P.S. Thanks to pqliving and dcblogs for the links!

3 comments:

james said...

I also find it fascinating that the same article(I htink) points out that theres currently 20k units for sale, with 18k coming up in hte next 36 months, VS. 1.5k new, and 4k xisting sold.

PQ said...

we do have trees downtown...I hear birds in the morning in those trees when I wake up (with a few sirens thrown in for good measure).

it would be cool to look at $/square foot along a number of dimensions such as BRs, building age, location, etc. a datamart or an Excel pivot table fits the bill there. neither Zillow nor Trulia provide that level of analysis for condos.

drop us a line...

pqresident from pqliving
pqliving at gmail dot com

Keith said...

In regards to the trees, perhaps I exaggerate.
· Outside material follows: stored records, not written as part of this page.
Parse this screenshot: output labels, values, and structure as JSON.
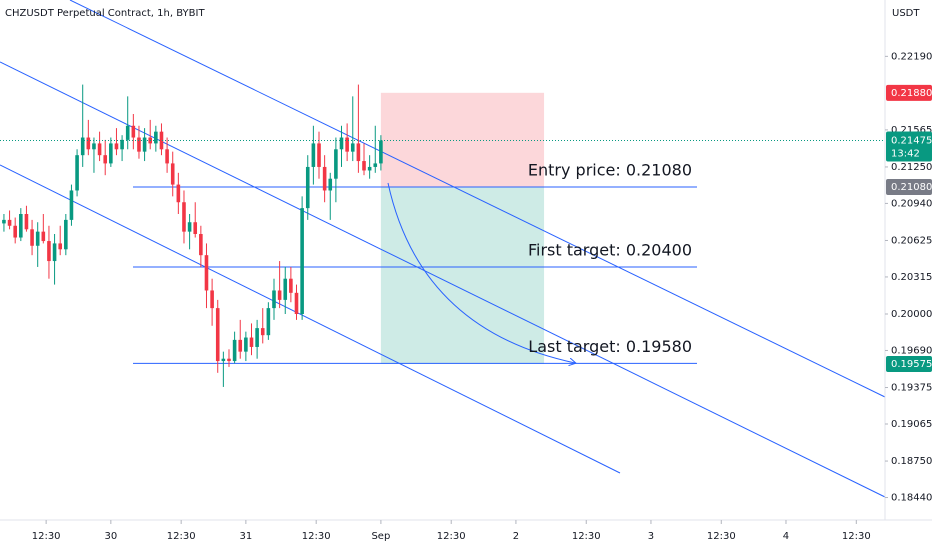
{
  "chart_data": {
    "type": "candlestick",
    "title": "CHZUSDT Perpetual Contract, 1h, BYBIT",
    "y_axis_label": "USDT",
    "x": [
      -67,
      -66,
      -65,
      -64,
      -63,
      -62,
      -61,
      -60,
      -59,
      -58,
      -57,
      -56,
      -55,
      -54,
      -53,
      -52,
      -51,
      -50,
      -49,
      -48,
      -47,
      -46,
      -45,
      -44,
      -43,
      -42,
      -41,
      -40,
      -39,
      -38,
      -37,
      -36,
      -35,
      -34,
      -33,
      -32,
      -31,
      -30,
      -29,
      -28,
      -27,
      -26,
      -25,
      -24,
      -23,
      -22,
      -21,
      -20,
      -19,
      -18,
      -17,
      -16,
      -15,
      -14,
      -13,
      -12,
      -11,
      -10,
      -9,
      -8,
      -7,
      -6,
      -5,
      -4,
      -3,
      -2,
      -1,
      0
    ],
    "open": [
      0.2077,
      0.208,
      0.2075,
      0.2065,
      0.2085,
      0.2072,
      0.2058,
      0.207,
      0.2062,
      0.2045,
      0.206,
      0.2055,
      0.208,
      0.2105,
      0.2135,
      0.215,
      0.214,
      0.2145,
      0.2135,
      0.2128,
      0.2145,
      0.214,
      0.2148,
      0.216,
      0.215,
      0.2138,
      0.215,
      0.2145,
      0.2155,
      0.214,
      0.2128,
      0.211,
      0.2095,
      0.207,
      0.2078,
      0.2068,
      0.205,
      0.202,
      0.2005,
      0.196,
      0.1962,
      0.196,
      0.1978,
      0.1968,
      0.198,
      0.1972,
      0.1988,
      0.1982,
      0.2005,
      0.202,
      0.2012,
      0.203,
      0.2018,
      0.2,
      0.209,
      0.2125,
      0.2145,
      0.2125,
      0.2105,
      0.2115,
      0.214,
      0.215,
      0.2138,
      0.2145,
      0.213,
      0.2122,
      0.2125,
      0.2128
    ],
    "high": [
      0.2085,
      0.2088,
      0.2082,
      0.209,
      0.2092,
      0.208,
      0.2078,
      0.2085,
      0.2075,
      0.2068,
      0.2075,
      0.2085,
      0.211,
      0.214,
      0.2195,
      0.2165,
      0.215,
      0.2155,
      0.2148,
      0.215,
      0.2158,
      0.2152,
      0.2185,
      0.217,
      0.216,
      0.2158,
      0.2165,
      0.216,
      0.2162,
      0.215,
      0.2138,
      0.212,
      0.2105,
      0.2085,
      0.2095,
      0.2075,
      0.206,
      0.203,
      0.2012,
      0.1968,
      0.197,
      0.1985,
      0.1995,
      0.1985,
      0.1992,
      0.1995,
      0.2005,
      0.201,
      0.203,
      0.2045,
      0.204,
      0.204,
      0.2025,
      0.21,
      0.2135,
      0.216,
      0.2155,
      0.2135,
      0.212,
      0.215,
      0.216,
      0.2162,
      0.2185,
      0.2195,
      0.2145,
      0.2135,
      0.216,
      0.2152
    ],
    "low": [
      0.207,
      0.2072,
      0.206,
      0.2062,
      0.207,
      0.205,
      0.204,
      0.206,
      0.203,
      0.2025,
      0.205,
      0.205,
      0.2075,
      0.21,
      0.2125,
      0.2135,
      0.212,
      0.213,
      0.2118,
      0.2125,
      0.2135,
      0.213,
      0.214,
      0.214,
      0.2132,
      0.213,
      0.214,
      0.2138,
      0.2135,
      0.212,
      0.21,
      0.2085,
      0.206,
      0.2055,
      0.2065,
      0.204,
      0.2005,
      0.199,
      0.195,
      0.1938,
      0.1955,
      0.1958,
      0.1962,
      0.196,
      0.1965,
      0.1962,
      0.1975,
      0.1978,
      0.1995,
      0.2005,
      0.2,
      0.201,
      0.1995,
      0.1995,
      0.208,
      0.211,
      0.2115,
      0.2095,
      0.208,
      0.2095,
      0.2125,
      0.213,
      0.213,
      0.212,
      0.2118,
      0.2115,
      0.212,
      0.2122
    ],
    "close": [
      0.208,
      0.2075,
      0.2065,
      0.2085,
      0.2072,
      0.2058,
      0.207,
      0.2062,
      0.2045,
      0.206,
      0.2055,
      0.208,
      0.2105,
      0.2135,
      0.215,
      0.214,
      0.2145,
      0.2135,
      0.2128,
      0.2145,
      0.214,
      0.2148,
      0.216,
      0.215,
      0.2138,
      0.215,
      0.2145,
      0.2155,
      0.214,
      0.2128,
      0.211,
      0.2095,
      0.207,
      0.2078,
      0.2068,
      0.205,
      0.202,
      0.2005,
      0.196,
      0.1962,
      0.196,
      0.1978,
      0.1968,
      0.198,
      0.1972,
      0.1988,
      0.1982,
      0.2005,
      0.202,
      0.2012,
      0.203,
      0.2018,
      0.2,
      0.209,
      0.2125,
      0.2145,
      0.2125,
      0.2105,
      0.2115,
      0.214,
      0.215,
      0.2138,
      0.2145,
      0.213,
      0.2122,
      0.2125,
      0.2128,
      0.21475
    ],
    "up_color": "#089981",
    "down_color": "#f23645",
    "xlim": [
      -67.7,
      89.6
    ],
    "xticks": [
      {
        "value": -59.5,
        "label": "12:30"
      },
      {
        "value": -48,
        "label": "30"
      },
      {
        "value": -35.5,
        "label": "12:30"
      },
      {
        "value": -24,
        "label": "31"
      },
      {
        "value": -11.5,
        "label": "12:30"
      },
      {
        "value": 0,
        "label": "Sep"
      },
      {
        "value": 12.5,
        "label": "12:30"
      },
      {
        "value": 24,
        "label": "2"
      },
      {
        "value": 36.5,
        "label": "12:30"
      },
      {
        "value": 48,
        "label": "3"
      },
      {
        "value": 60.5,
        "label": "12:30"
      },
      {
        "value": 72,
        "label": "4"
      },
      {
        "value": 84.5,
        "label": "12:30"
      }
    ],
    "ylim": [
      0.18249,
      0.22669
    ],
    "yticks": [
      {
        "value": 0.2219,
        "label": "0.22190"
      },
      {
        "value": 0.21565,
        "label": "0.21565"
      },
      {
        "value": 0.2125,
        "label": "0.21250"
      },
      {
        "value": 0.2094,
        "label": "0.20940"
      },
      {
        "value": 0.20625,
        "label": "0.20625"
      },
      {
        "value": 0.20315,
        "label": "0.20315"
      },
      {
        "value": 0.2,
        "label": "0.20000"
      },
      {
        "value": 0.1969,
        "label": "0.19690"
      },
      {
        "value": 0.19375,
        "label": "0.19375"
      },
      {
        "value": 0.19065,
        "label": "0.19065"
      },
      {
        "value": 0.1875,
        "label": "0.18750"
      },
      {
        "value": 0.1844,
        "label": "0.18440"
      }
    ],
    "levels": [
      {
        "label": "Entry price: 0.21080",
        "value": 0.2108
      },
      {
        "label": "First target: 0.20400",
        "value": 0.204
      },
      {
        "label": "Last target: 0.19580",
        "value": 0.1958
      }
    ],
    "position": {
      "stop": 0.2188,
      "entry": 0.2108,
      "target": 0.19575,
      "x": [
        0,
        29
      ]
    },
    "price_tags": [
      {
        "value": 0.2188,
        "label": "0.21880",
        "color": "#f23645"
      },
      {
        "value": 0.21475,
        "label": "0.21475",
        "sublabel": "13:42",
        "color": "#089981"
      },
      {
        "value": 0.2108,
        "label": "0.21080",
        "color": "#787b86"
      },
      {
        "value": 0.19575,
        "label": "0.19575",
        "color": "#089981"
      }
    ],
    "grid": false
  }
}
I'd love to get to that level of analysis and I do when I have the data. However, the challenge is getting the data. The District is my primary data source and although they provide CAMA data, which is what you're referring to, the data quality for the files that are publicly available is pretty poor. Here it is August 2007 and they still haven't added data for condos sold in September 2005.